Increase Statute of Limitations for Recovering Overpayments:  This provision increases the federal statute of limitations to recover overpayments from three to five years, based on recommendations from the HHS Office of Inspector General (OIG).

Medicare Improvement Fund:  This provision eliminates funding for the Medicare Improvement Fund.

Rebase Medicaid Disproportionate Share Hospital (DSH) Payments to Extend the Changes from the Affordable Care Act (ACA) for an Additional Year:  This provision rebases federal allotments (caps) for Medicaid DSH payments to maintain the level of changes achieved in the ACA, and determines future allotments off of the rebased level using current law methodology.

Repeal of CLASS Program:  The provision repeals the Community Living Assistance Services and Supports (CLASS) program established by the Affordable Care Act.

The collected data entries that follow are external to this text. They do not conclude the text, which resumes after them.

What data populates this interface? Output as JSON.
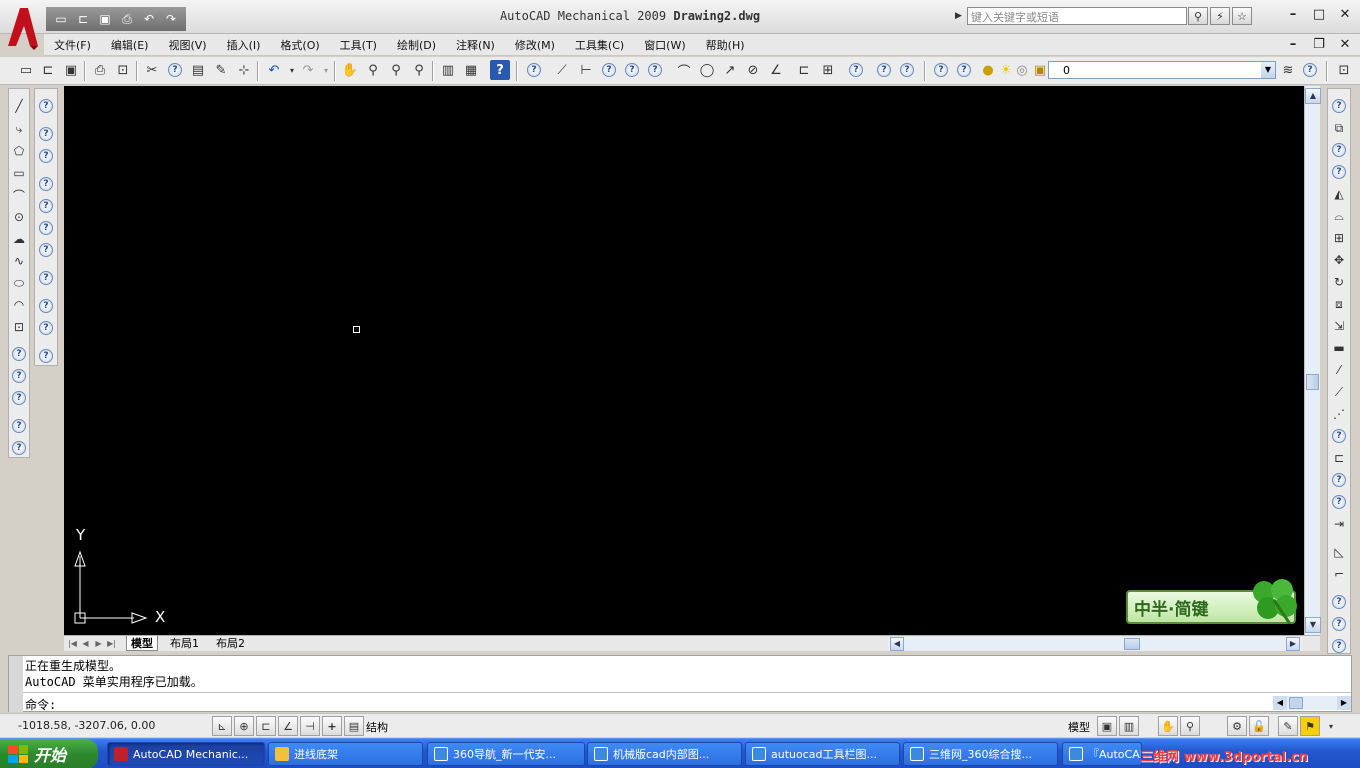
{
  "app": {
    "title_prefix": "AutoCAD Mechanical 2009",
    "title_doc": "Drawing2.dwg",
    "search_placeholder": "键入关键字或短语"
  },
  "menus": [
    "文件(F)",
    "编辑(E)",
    "视图(V)",
    "插入(I)",
    "格式(O)",
    "工具(T)",
    "绘制(D)",
    "注释(N)",
    "修改(M)",
    "工具集(C)",
    "窗口(W)",
    "帮助(H)"
  ],
  "layer": {
    "current": "0"
  },
  "layout_tabs": [
    "模型",
    "布局1",
    "布局2"
  ],
  "axes": {
    "y": "Y",
    "x": "X"
  },
  "ime": {
    "label": "中半·简键"
  },
  "command": {
    "line1": "正在重生成模型。",
    "line2": "AutoCAD 菜单实用程序已加载。",
    "prompt": "命令:"
  },
  "status": {
    "coords": "-1018.58, -3207.06, 0.00",
    "structure": "结构",
    "model": "模型"
  },
  "taskbar": {
    "start": "开始",
    "tasks": [
      {
        "label": "AutoCAD Mechanic...",
        "color": "#c0202a"
      },
      {
        "label": "进线底架",
        "color": "#f0c040"
      },
      {
        "label": "360导航_新一代安...",
        "color": "#3a8ae0"
      },
      {
        "label": "机械版cad内部图...",
        "color": "#3a8ae0"
      },
      {
        "label": "autuocad工具栏图...",
        "color": "#3a8ae0"
      },
      {
        "label": "三维网_360综合搜...",
        "color": "#3a8ae0"
      },
      {
        "label": "『AutoCAD",
        "color": "#3a8ae0"
      }
    ],
    "watermark": "三维网 www.3dportal.cn"
  },
  "colors": {
    "canvas": "#000000",
    "taskbar": "#2458d0",
    "start": "#2d8a2d",
    "accent": "#c0202a"
  }
}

Commission on Long Term Care:  The provision a new federal Commission on Long Term Care to develop a plan for the establishment, implementation, and financing of a high quality system that ensures the availability of long-term services and supports (LTSS) for individuals.

Medicare Advantage Coding Intensity Adjustment:  Under current law, Medicare Advantage plans receive risk-adjustment payments that are further adjustment to reflect differences in coding practices between Medicare fee-for-service (FFS) and Medicare Advantage.  This provision increases this coding intensity adjustment.

Consumer Operated and Oriented Plans (CO-OP) under ACA. This provision will rescind all unobligated CO-OP funds under section 1332(g) of the Affordable Care Act.   Under the ACA, the Centers for Medicare and Medicaid Services (CMS) has been providing federal grants and loans designed to fund the creation of these non-profit health plans.  This provision also creates a contingency fund of 10 percent of the current unobligated funds to be used to further assist currently approved co-ops that have already been created.  The provision does not take away any obligated CO-OP funds.